Tuesday, January 27, 2004
To come back to the original Eric Sink article, I actually agree with the article that you need to spend time learning, building yourself up. I spent countless hours in my youth studying everything I could about computer systems.
What changed?
I got a job. I don't have time anymore. Once they've extracted 10 hours from me, I'm dead. I don't have time to study languages. I mean, I've got to work out my pension plans, my taxes, perhaps how to plan the education for my children, spend time with the family, socialize...
...reading books is fine, but that ain't learnin'.
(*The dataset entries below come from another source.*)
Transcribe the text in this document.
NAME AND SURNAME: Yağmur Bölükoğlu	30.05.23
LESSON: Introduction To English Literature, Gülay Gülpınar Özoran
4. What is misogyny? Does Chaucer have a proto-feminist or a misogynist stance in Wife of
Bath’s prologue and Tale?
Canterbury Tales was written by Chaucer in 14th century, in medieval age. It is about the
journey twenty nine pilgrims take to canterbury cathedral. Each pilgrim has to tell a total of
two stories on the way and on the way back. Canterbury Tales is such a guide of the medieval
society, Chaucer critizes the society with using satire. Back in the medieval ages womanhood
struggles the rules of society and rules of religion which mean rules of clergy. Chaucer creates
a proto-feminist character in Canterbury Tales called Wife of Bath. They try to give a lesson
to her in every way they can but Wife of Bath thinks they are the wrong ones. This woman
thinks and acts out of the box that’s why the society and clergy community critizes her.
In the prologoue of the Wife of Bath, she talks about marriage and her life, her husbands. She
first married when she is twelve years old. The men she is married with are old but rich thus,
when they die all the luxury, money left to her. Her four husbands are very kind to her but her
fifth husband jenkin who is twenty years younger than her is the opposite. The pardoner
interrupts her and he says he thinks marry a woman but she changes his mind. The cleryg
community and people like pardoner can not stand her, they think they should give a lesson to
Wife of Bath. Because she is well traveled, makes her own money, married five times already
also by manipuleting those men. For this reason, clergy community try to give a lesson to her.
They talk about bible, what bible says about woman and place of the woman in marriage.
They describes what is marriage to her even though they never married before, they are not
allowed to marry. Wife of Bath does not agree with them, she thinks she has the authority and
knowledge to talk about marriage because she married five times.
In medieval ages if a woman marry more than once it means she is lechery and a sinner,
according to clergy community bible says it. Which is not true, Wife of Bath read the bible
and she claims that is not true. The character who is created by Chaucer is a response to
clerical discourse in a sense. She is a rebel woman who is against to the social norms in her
Programmer learn thyself is a great idea, but for a lot of people it's theory which doesn't translate into practice. Your best hope is to subvert your job. This is why you have to put up with badly-written pet projects that previous developers have written as a "learning exercise". You know, the simple FTP jobs which have been built using XML/XSLT to handle config, etc.
Shodan
Tuesday, January 27, 2004
A much better take on Career Calculus:
http://neopoleon.com/blog/posts/2692.aspx
MD
Tuesday, January 27, 2004
I like his post, especially the part about choosing
your manager carefully. The "learning" part is interesting
too, but there's a difference between "real" learning
and the "how to code in a zillion languages" that
seems to be regarded as "learning" by too many IT outfits
nowadays.
The "pick your manager/co carefully" part is very good
advice. When I was unemployed, I interviewed at a startup
that, it turned out, was trying to develop a database
engine in Python. The CEO was trying to convince me that
the inherent performance issues that their DB would have
versus competitors written in C/C++ would be overcome
with "better algorithms". Algorithms, schmalgorithms -
a sort alg in C will _always_ be faster than one coded
in Python or any other interpreted language, assuming
they are otherwise the same algorithm; using Python to
write a database engine is a classic case of using the
wrong tool for the job.
I finally had to leave as I realized that the guy wasn't in
business to build a successful company, but to prove an
academic point. So, even though I was unemployed, I
left and rejected the guy's job offer, since I knew that
taking the job would be hell-on-earth.